Sam Morril on Fandom, Pressure, and His Standup

  • Sam says the Knicks run has changed his mood and even affected his comedy:
    • He jokes that being this happy has ruined his standup material.
    • If the Knicks lose, he says he’ll return to darker material and even “clown makeup.”
  • He says he’ll make it to as many games as possible and would cancel work if the Knicks were playing in the Finals.
  • He describes the emotional whiplash of being a lifelong fan:
    • Years of heartbreak make it hard not to believe now.
    • He compares it to getting engaged: exciting, but now the “wedding” is here and the nerves are real.
  • He says New York feels different during the run:
    • People seem nicer.
    • The city has “juice.”
    • He even jokes about dancing with a homeless woman and treating it like a sign that the city is healing.
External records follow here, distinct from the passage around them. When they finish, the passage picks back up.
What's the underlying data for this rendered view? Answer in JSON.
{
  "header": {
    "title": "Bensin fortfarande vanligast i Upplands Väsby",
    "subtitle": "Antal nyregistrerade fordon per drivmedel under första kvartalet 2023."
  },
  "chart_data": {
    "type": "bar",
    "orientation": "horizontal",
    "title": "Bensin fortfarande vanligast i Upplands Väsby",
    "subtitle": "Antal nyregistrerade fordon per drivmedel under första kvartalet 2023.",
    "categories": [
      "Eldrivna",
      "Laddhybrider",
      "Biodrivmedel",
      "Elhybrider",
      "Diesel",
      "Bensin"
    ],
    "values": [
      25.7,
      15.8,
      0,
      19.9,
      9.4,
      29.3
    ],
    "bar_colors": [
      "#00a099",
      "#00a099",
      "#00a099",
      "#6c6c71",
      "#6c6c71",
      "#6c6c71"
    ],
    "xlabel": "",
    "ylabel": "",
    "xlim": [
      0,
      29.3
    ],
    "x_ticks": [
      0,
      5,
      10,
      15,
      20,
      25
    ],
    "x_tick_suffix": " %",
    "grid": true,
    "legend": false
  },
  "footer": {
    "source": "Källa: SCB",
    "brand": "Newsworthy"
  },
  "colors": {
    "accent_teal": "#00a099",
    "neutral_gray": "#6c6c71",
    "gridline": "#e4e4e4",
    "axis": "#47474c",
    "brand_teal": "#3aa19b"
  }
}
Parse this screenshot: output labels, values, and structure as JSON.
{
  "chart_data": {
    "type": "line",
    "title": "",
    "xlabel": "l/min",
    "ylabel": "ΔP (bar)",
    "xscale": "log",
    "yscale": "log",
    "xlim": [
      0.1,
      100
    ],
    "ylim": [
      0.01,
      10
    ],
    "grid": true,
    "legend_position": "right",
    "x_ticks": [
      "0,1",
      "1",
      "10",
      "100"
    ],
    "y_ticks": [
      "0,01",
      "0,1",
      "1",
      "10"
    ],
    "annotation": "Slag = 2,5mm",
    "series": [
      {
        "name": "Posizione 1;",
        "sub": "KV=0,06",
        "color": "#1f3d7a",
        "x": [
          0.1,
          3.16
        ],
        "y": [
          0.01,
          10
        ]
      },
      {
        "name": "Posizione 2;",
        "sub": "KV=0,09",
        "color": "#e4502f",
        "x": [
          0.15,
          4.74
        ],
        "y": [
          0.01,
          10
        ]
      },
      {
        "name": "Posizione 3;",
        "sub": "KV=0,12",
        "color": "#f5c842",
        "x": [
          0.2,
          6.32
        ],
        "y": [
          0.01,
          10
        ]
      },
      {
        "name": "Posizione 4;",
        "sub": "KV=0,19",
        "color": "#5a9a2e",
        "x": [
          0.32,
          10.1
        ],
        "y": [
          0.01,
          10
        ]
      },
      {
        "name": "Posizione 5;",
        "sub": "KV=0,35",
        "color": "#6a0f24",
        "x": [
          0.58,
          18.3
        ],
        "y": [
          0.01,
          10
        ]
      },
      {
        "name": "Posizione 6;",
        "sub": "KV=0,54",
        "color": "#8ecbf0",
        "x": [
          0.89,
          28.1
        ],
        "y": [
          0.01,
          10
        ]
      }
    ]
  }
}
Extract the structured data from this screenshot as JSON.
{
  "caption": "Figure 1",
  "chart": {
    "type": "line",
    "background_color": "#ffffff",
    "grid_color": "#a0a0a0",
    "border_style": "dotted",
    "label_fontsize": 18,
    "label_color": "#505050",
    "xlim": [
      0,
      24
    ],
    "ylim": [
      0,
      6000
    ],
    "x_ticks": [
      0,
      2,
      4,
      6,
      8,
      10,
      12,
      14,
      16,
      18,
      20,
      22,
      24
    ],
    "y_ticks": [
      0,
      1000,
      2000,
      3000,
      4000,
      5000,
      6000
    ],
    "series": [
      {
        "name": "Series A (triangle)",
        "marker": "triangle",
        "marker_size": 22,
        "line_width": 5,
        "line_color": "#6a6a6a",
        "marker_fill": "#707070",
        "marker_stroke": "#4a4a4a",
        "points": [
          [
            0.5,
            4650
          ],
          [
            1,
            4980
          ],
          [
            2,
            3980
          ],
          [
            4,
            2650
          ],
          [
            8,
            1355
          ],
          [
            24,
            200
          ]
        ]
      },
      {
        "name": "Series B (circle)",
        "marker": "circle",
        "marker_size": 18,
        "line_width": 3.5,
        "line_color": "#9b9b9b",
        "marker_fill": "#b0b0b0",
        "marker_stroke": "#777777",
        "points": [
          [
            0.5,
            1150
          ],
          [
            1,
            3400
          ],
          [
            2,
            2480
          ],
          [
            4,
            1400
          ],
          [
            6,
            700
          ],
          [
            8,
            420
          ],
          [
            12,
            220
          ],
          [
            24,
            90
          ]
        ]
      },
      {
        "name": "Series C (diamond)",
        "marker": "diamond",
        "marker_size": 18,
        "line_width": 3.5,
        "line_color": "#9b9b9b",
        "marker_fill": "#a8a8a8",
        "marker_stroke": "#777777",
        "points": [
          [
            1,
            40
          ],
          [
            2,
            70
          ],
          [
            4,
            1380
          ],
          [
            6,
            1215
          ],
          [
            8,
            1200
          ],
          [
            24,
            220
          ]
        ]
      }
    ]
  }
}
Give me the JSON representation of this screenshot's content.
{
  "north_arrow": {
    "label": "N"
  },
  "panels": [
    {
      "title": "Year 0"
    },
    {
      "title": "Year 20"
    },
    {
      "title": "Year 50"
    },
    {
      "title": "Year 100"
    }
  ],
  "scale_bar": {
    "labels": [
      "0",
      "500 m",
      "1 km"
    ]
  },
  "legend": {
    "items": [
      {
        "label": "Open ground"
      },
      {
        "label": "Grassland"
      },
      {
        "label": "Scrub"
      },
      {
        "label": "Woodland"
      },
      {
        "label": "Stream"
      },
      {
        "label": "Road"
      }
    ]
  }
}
Knicks, the Heat, and New York Sports Identity

  • Dan presses Sam on why a Knicks title would matter so much in New York.
  • Sam argues that:
    • The Knicks are the city’s true basketball team.
    • The Nets don’t carry the same identity or emotional weight.
    • The Knicks’ long drought makes one title feel bigger than multiple titles for more successful franchises.
  • There’s also some playful Miami vs. New York tension:
    • Dan frames the Knicks as a long-time Heat rival.
    • Sam pushes back that this isn’t about rivalry alone; it’s about what the team means to the city.
  • Sam is clearly rooting from a place of history and deprivation, not just temporary hot streak energy.

Greg Cody Catchphrase Bit

  • The segment ends with a lengthy, escalating joke about Greg Cody’s catchphrases and a “best lines” list.
  • The hosts mock and debate phrases like:
    • “Nice chatting with you”
    • “That’s what I’m talking about”
    • “Hey, what did he say?”
  • Zaslow is particularly offended when one of his own phrases seems to be borrowed or repackaged.
  • The bit turns into a meta-comedy argument about:
    • Who owns a phrase
    • Whether adding “hey” changes it
    • How a catchphrase becomes part of someone’s identity
  • It’s presented as a running list, but the real joke is the group arguing over linguistic ownership and radio personality branding.

Main Takeaways

  • The Knicks’ playoff run is being framed as a once-in-a-generation emotional event for the fanbase.
  • Sam Morril is the perfect guest for this moment: funny, intense, self-aware, and deeply invested.
  • Brunson is portrayed as the Knicks’ emotional engine and most trusted late-game scorer.
  • Wembanyama is treated as a brilliant but almost unfair basketball anomaly.
  • The hour mixes serious sports-fan emotion with classic Dan Le Batard Show absurdity, ending in a bit about catchphrases and ego.